Multiple GPUs but always GPU 0 assigned

closed

#1

Hey guys,
I am currently struggling with a GPU assignment issue in CryoSPARC v2.11.0 on CentOS 7
My standalone workstation has

cryosparcw gpulist
Detected 2 CUDA devices.

id pci-bus name

   0      0000:3B:00.0  GeForce RTX 2080 Ti
   1      0000:AF:00.0  GeForce RTX 2080 Ti

with
export CRYOSPARC_CUDA_PATH="/usr/local/cuda-10.1"

and both GPUs are enabled in cryosparcw connect

However, parallel jobs are always assigned to ID 0 only, i.e. two refinement jobs that should run in parallel on ID 0 and ID 1 are both running on ID 0. This leads to the following error message

Traceback (most recent call last): File “cryosparc2_compute/jobs/runcommon.py”, line 1481, in run_with_except_hook run_old(*args, **kw) File “cryosparc2_worker/cryosparc2_compute/engine/cuda_core.py”, line 110, in cryosparc2_compute.engine.cuda_core.GPUThread.run File “cryosparc2_worker/cryosparc2_compute/engine/cuda_core.py”, line 111, in cryosparc2_compute.engine.cuda_core.GPUThread.run File “cryosparc2_worker/cryosparc2_compute/engine/engine.py”, line 991, in cryosparc2_compute.engine.engine.process.work File “cryosparc2_worker/cryosparc2_compute/engine/engine.py”, line 87, in cryosparc2_compute.engine.engine.EngineThread.load_image_data_gpu File “/Local/app/cryosparc/cryosparc2_worker/deps/anaconda/lib/python2.7/site-packages/pycuda/gpuarray.py”, line 549, in fill func = elementwise.get_fill_kernel(self.dtype) File “<decorator-gen-13>”, line 2, in get_fill_kernel File “/Local/app/cryosparc/cryosparc2_worker/deps/anaconda/lib/python2.7/site-packages/pycuda/tools.py”, line 430, in context_dependent_memoize result = func(*args) File “/Local/app/cryosparc/cryosparc2_worker/deps/anaconda/lib/python2.7/site-packages/pycuda/elementwise.py”, line 496, in get_fill_kernel “fill”) File “/Local/app/cryosparc/cryosparc2_worker/deps/anaconda/lib/python2.7/site-packages/pycuda/elementwise.py”, line 161, in get_elwise_kernel arguments, operation, name, keep, options, **kwargs) File “/Local/app/cryosparc/cryosparc2_worker/deps/anaconda/lib/python2.7/site-packages/pycuda/elementwise.py”, line 147, in get_elwise_kernel_and_types keep, options, **kwargs) File “/Local/app/cryosparc/cryosparc2_worker/deps/anaconda/lib/python2.7/site-packages/pycuda/elementwise.py”, line 75, in get_elwise_module options=options, keep=keep) File “/Local/app/cryosparc/cryosparc2_worker/deps/anaconda/lib/python2.7/site-packages/pycuda/compiler.py”, line 294, in init self.module = module_from_buffer(cubin) LogicError: cuModuleLoadDataEx failed: an illegal memory access was encountered -

Even if I connect only GPU ID 1 the job gets assigned to GPU ID 0 and crashes with the same error message. I have tried rebooting the machine and cryosparcm. If I connect only GPU ID 0 all jobs run fine. I can use GPU ID 1 for other programs, i.e. cryolo, relion so I assume somethings wrong in my cryosparc configuration. Everything runs fine on a parallel identical workstation.

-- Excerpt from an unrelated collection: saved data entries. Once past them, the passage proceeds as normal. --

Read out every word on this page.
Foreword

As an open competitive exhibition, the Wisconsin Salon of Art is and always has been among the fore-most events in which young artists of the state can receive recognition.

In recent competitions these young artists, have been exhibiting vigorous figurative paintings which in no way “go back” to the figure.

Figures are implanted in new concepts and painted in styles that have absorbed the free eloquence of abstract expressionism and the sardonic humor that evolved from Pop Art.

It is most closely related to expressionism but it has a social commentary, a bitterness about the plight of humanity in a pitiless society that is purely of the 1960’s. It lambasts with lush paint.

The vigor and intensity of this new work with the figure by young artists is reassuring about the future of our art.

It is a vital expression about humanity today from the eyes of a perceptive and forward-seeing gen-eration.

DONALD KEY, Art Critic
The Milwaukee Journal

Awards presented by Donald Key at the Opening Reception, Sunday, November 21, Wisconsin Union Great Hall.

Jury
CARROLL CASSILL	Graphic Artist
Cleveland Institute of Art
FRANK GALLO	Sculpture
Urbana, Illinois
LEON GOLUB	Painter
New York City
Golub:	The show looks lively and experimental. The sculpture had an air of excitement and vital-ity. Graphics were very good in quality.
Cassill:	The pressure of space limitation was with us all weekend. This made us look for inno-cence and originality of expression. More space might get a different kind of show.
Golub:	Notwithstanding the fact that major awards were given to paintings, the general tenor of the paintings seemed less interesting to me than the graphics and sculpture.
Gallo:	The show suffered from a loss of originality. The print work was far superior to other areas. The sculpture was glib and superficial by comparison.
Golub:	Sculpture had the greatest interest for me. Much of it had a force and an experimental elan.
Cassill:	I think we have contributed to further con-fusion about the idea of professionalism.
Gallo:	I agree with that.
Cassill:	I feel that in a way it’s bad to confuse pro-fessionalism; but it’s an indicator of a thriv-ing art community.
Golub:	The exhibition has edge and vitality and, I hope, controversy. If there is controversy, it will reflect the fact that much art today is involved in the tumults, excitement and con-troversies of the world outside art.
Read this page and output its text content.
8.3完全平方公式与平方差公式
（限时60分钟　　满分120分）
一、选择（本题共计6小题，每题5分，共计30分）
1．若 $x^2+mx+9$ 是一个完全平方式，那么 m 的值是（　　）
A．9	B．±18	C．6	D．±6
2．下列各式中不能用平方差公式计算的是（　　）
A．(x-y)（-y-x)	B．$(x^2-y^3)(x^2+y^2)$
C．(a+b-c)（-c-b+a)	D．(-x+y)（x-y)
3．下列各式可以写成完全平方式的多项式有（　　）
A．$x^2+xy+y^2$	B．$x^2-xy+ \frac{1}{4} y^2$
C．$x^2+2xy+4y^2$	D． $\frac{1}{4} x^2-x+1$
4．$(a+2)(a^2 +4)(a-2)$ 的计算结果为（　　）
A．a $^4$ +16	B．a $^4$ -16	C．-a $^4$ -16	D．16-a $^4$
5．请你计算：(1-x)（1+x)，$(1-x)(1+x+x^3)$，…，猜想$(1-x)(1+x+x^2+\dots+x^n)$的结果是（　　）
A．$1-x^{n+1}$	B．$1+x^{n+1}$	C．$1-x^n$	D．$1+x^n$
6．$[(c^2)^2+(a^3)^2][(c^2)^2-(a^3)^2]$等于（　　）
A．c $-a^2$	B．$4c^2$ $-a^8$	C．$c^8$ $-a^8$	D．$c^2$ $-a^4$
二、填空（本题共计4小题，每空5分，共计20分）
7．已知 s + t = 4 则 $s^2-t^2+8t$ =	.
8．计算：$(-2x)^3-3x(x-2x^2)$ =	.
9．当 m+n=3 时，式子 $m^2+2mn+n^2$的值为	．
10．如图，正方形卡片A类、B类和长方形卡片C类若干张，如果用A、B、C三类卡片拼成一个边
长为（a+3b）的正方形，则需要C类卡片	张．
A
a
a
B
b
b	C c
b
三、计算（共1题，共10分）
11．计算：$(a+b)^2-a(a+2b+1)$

Any help is greatly appreciated

Cheers,
Dan


#2

Do you have CUDA_VISIBLE_DEVICES set? I know the default cluster scripts set this (e.g. export CUDA_VISIBLE_DEVICES=0,1) but I don’t know whether it should be necessary on single-user installations.


#3

yeah I had CUDA_VISIBLE_DEVICES set, but thanks for your answer!

The affected GPU failed several NVIDIA memory tests with cudaErrorIllegalAddress. I didn’t realize it immediately because the error appears only every now and then.
I swapped the GPUs physically and the problem travelled with the GPU, so it’s a hardware issue and cryosparc did everything right. I will return the GPU.

Thanks for your help!